To enter into any detail of these riots would be superfluous; the House is already aware that every outrage short of actual bloodshed has been perpetrated, and that the proprietors of the frames obnoxious to the rioters, and all persons supposed to be connected with them, have been liable to insult and violence. During the short time I recently passed in Notts, not twelve hours elapsed without some fresh act of violence; and, on the day I left the county, I was informed that forty frames had been broken the preceding evening as usual, without resistance and without detection.
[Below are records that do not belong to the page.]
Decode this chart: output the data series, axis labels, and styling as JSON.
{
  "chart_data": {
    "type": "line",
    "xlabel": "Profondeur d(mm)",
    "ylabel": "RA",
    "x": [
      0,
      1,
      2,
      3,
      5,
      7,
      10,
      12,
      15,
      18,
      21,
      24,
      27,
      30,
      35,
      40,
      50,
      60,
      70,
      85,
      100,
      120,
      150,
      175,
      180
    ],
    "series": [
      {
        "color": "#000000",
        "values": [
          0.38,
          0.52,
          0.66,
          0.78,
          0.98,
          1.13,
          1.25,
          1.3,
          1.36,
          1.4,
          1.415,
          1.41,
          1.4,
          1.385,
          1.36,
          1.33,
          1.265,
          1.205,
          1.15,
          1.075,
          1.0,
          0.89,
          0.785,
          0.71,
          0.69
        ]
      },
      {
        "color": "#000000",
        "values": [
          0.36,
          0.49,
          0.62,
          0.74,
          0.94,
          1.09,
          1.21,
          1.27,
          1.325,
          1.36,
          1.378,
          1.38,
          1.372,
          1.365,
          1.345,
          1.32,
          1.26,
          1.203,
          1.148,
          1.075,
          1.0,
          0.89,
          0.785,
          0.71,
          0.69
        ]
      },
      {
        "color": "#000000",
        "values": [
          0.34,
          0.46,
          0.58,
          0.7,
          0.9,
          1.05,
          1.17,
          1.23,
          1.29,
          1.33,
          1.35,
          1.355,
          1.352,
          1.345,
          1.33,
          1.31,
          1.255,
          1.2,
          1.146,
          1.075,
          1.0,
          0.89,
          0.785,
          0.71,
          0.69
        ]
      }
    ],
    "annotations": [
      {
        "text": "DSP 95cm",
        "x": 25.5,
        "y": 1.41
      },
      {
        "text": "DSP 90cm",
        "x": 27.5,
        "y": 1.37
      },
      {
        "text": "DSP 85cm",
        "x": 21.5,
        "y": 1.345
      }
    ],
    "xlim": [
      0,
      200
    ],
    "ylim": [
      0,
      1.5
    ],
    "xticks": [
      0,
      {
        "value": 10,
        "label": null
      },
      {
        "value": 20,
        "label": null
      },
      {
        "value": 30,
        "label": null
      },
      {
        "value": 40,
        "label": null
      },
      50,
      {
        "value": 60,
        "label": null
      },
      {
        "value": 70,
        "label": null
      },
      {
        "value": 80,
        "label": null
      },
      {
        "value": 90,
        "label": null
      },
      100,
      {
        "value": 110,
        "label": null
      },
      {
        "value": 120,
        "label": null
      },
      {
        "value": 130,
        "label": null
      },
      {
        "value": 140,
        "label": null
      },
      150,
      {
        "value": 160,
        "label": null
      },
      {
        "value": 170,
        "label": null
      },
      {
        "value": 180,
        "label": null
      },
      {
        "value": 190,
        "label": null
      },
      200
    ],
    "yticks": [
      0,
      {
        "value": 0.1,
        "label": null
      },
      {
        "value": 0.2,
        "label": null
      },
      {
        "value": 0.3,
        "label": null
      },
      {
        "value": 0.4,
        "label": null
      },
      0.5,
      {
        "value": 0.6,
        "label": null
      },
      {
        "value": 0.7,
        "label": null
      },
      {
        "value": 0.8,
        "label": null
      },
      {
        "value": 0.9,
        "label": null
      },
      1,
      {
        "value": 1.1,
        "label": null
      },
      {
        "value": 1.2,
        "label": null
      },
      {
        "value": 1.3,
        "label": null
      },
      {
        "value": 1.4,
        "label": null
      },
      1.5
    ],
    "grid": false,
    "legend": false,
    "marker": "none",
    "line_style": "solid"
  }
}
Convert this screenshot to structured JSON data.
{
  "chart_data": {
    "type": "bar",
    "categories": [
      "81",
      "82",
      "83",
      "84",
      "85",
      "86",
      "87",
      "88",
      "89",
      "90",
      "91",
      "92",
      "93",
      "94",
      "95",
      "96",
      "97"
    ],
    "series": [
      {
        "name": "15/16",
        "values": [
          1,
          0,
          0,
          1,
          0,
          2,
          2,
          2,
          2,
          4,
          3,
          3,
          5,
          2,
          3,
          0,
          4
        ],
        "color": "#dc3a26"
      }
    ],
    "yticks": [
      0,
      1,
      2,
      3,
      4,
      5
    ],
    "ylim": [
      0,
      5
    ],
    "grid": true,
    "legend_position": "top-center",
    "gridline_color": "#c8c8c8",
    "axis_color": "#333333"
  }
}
Such was then the state of that county, and such I have reason to believe it to be at this moment. But whilst these outrages must be admitted to exist to an alarming extent, it cannot be denied that they have arisen from circumstances of the most unparalelled distress. The perseverance of these miserable men in their proceedings, tends to prove that nothing but absolute want could have driven a large and once honest and industrious body of the people into the commission of excesses so hazardous to themselves, their families, and the community. At the time to which I allude, the town and county were burdened with large detachments of the military; the police was in motion, the magistrates assembled, yet all these movements, civil and military had led to—nothing. Not a single instance had occurred of the apprehension of any real delinquent actually taken in the fact, against whom there existed legal evidence sufficient for conviction. But the police, however useless, were by no means idle: several notorious delinquents had been detected; men liable to conviction, on the clearest evidence, of the capital crime of poverty; men, who had been nefariously guilty of lawfully begetting several children, whom, thanks to the times!—they were unable to maintain.

Considerable injury has been done to the proprietors of the improved frames. These machines were to them an advantage, inasmuch as they superseded the necessity of employing a number of workmen, who were left in consequence to starve. By the adoption of one species of frame in particular, one man performed the work of many, and the superfluous labourers were thrown out of employment.

Yet it is to be observed, that the work thus executed was inferior in quality, not marketable at home, and merely hurried over with a view to exportation. It was called, in the cant of the trade, by the name of Spider-work. The rejected workmen, in the blindness of their ignorance, instead of rejoicing at these improvements in arts so beneficial to mankind, conceived themselves to be sacrificed to improvements in mechanism. In the foolishness of their hearts, they imagined that the maintenance and well doing of the industrious poor, were objects of greater consequence than the enrichment of a few individuals by any improvement in the implements of trade which threw the workmen out of employment, and rendered the labourer unworthy of his hire. And, it must be confessed, that although the adoption of the enlarged machinery, in that state of our commerce which the country once boasted, might have been beneficial to the master without being detrimental to the servant; yet, in the present situation of our manufactures, rotting in warehouses without a prospect of exportation, with the demand for work and workmen equally diminished, frames of this construction tend materially to aggravate the distresses and discontents of the disappointed sufferers. But the real cause of these distresses, and consequent disturbances, lies deeper.